Newspaper publisher Belo Corporation posted lower earnings today as higher expenses weighed down results. Dallas-based Belo–which publishes the Dallas Morning News–reported a 27 percent decline in first-quarter earnings as higher expenses outweighed revenue growth.

RadioShack said today its first-quarter profit plummeted 85 percent on disappointing cell phone sales and an asset and inventory write-down. The Fort Worth-based electronics retailer reported earnings of $8.4 million for the quarter ended March 31st. Revenue rose just three percent to $1.16 billion, and same-store sales fell by one percent. Acting Chief Executive Claire Babrowski says the results are worse than the company expected, and that the company clearly has more work to do to restore profitability. However, Babrowski said the results wouldn’t change RadioShack’s commitment to a turnaround plan announced earlier this year, which includes closing several hundred stores.

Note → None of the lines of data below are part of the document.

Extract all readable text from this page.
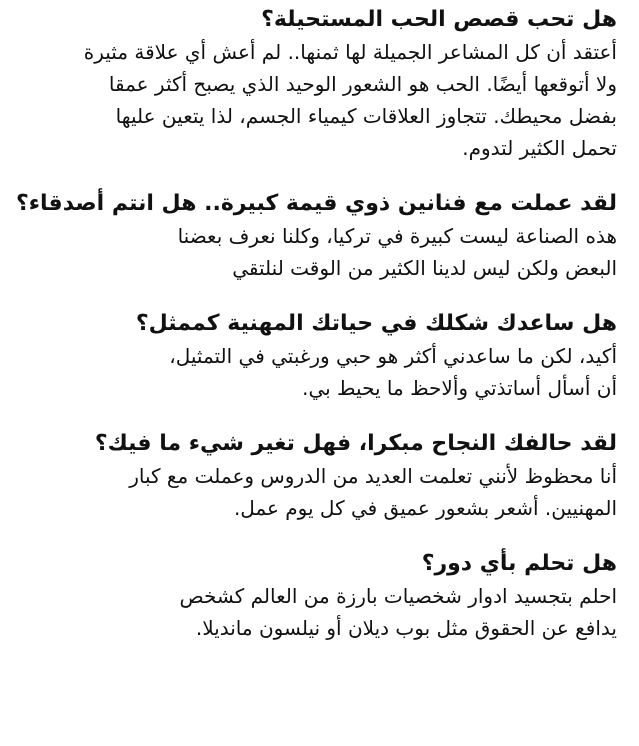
هل تحب قصص الحب المستحيلة؟

أعتقد أن كل المشاعر الجميلة لها ثمنها.. لم أعش أي علاقة مثيرة
ولا أتوقعها أيضًا. الحب هو الشعور الوحيد الذي يصبح أكثر عمقا
بفضل محيطك. تتجاوز العلاقات كيمياء الجسم، لذا يتعين عليها
تحمل الكثير لتدوم.

لقد عملت مع فنانين ذوي قيمة كبيرة.. هل انتم أصدقاء؟

هذه الصناعة ليست كبيرة في تركيا، وكلنا نعرف بعضنا
البعض ولكن ليس لدينا الكثير من الوقت لنلتقي

هل ساعدك شكلك في حياتك المهنية كممثل؟

أكيد، لكن ما ساعدني أكثر هو حبي ورغبتي في التمثيل،
أن أسأل أساتذتي وألاحظ ما يحيط بي.

لقد حالفك النجاح مبكرا، فهل تغير شيء ما فيك؟

أنا محظوظ لأنني تعلمت العديد من الدروس وعملت مع كبار
المهنيين. أشعر بشعور عميق في كل يوم عمل.

هل تحلم بأي دور؟

احلم بتجسيد ادوار شخصيات بارزة من العالم كشخص
يدافع عن الحقوق مثل بوب ديلان أو نيلسون مانديلا.
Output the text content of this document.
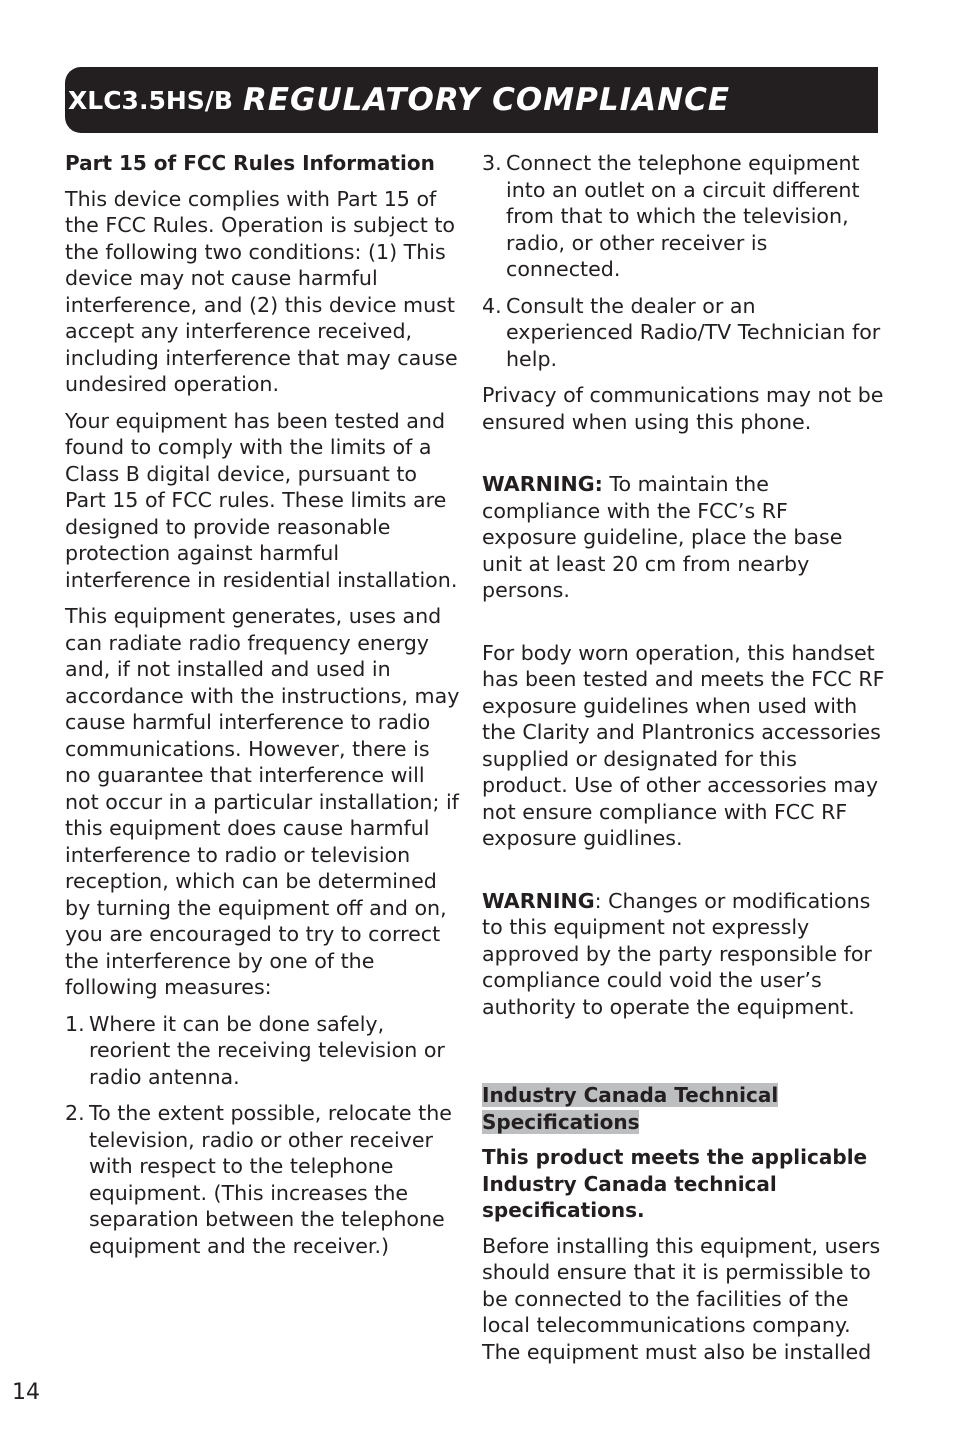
XLC3.5HS/B REGULATORY COMPLIANCE
Part 15 of FCC Rules Information

This device complies with Part 15 of the FCC Rules. Operation is subject to the following two conditions: (1) This device may not cause harmful interference, and (2) this device must accept any interference received, including interference that may cause undesired operation.

Your equipment has been tested and found to comply with the limits of a Class B digital device, pursuant to Part 15 of FCC rules. These limits are designed to provide reasonable protection against harmful interference in residential installation.

This equipment generates, uses and can radiate radio frequency energy and, if not installed and used in accordance with the instructions, may cause harmful interference to radio communications. However, there is no guarantee that interference will not occur in a particular installation; if this equipment does cause harmful interference to radio or television reception, which can be determined by turning the equipment off and on, you are encouraged to try to correct the interference by one of the following measures:

1. Where it can be done safely, reorient the receiving television or radio antenna.
2. To the extent possible, relocate the television, radio or other receiver with respect to the telephone equipment. (This increases the separation between the telephone equipment and the receiver.)
3. Connect the telephone equipment into an outlet on a circuit different from that to which the television, radio, or other receiver is connected.
4. Consult the dealer or an experienced Radio/TV Technician for help.

Privacy of communications may not be ensured when using this phone.

WARNING: To maintain the compliance with the FCC’s RF exposure guideline, place the base unit at least 20 cm from nearby persons.

For body worn operation, this handset has been tested and meets the FCC RF exposure guidelines when used with the Clarity and Plantronics accessories supplied or designated for this product. Use of other accessories may not ensure compliance with FCC RF exposure guidlines.

WARNING: Changes or modifications to this equipment not expressly approved by the party responsible for compliance could void the user’s authority to operate the equipment.

Industry Canada Technical Specifications
This product meets the applicable Industry Canada technical specifications.

Before installing this equipment, users should ensure that it is permissible to be connected to the facilities of the local telecommunications company. The equipment must also be installed

14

T-Mobile and Verizon are the big winners in the latest J.D. Power and Associates survey of customer satisfaction with their cell phone service. The study measures satisfaction in six categories–call performance and reliability, customer service, service plan options, brand image, cost of service and billing. The providers are ranked in the Northeast, mid-Atlantic, Southeast, North Central, Southwest and West. The study finds that overall customer satisfaction is up three percent from last year, particularly in areas where new service and more attractive pricing options are offered. Regarding those rankings, T-Mobile is the highest in all six regions, with Verizon Wireless tying for highest in five regions.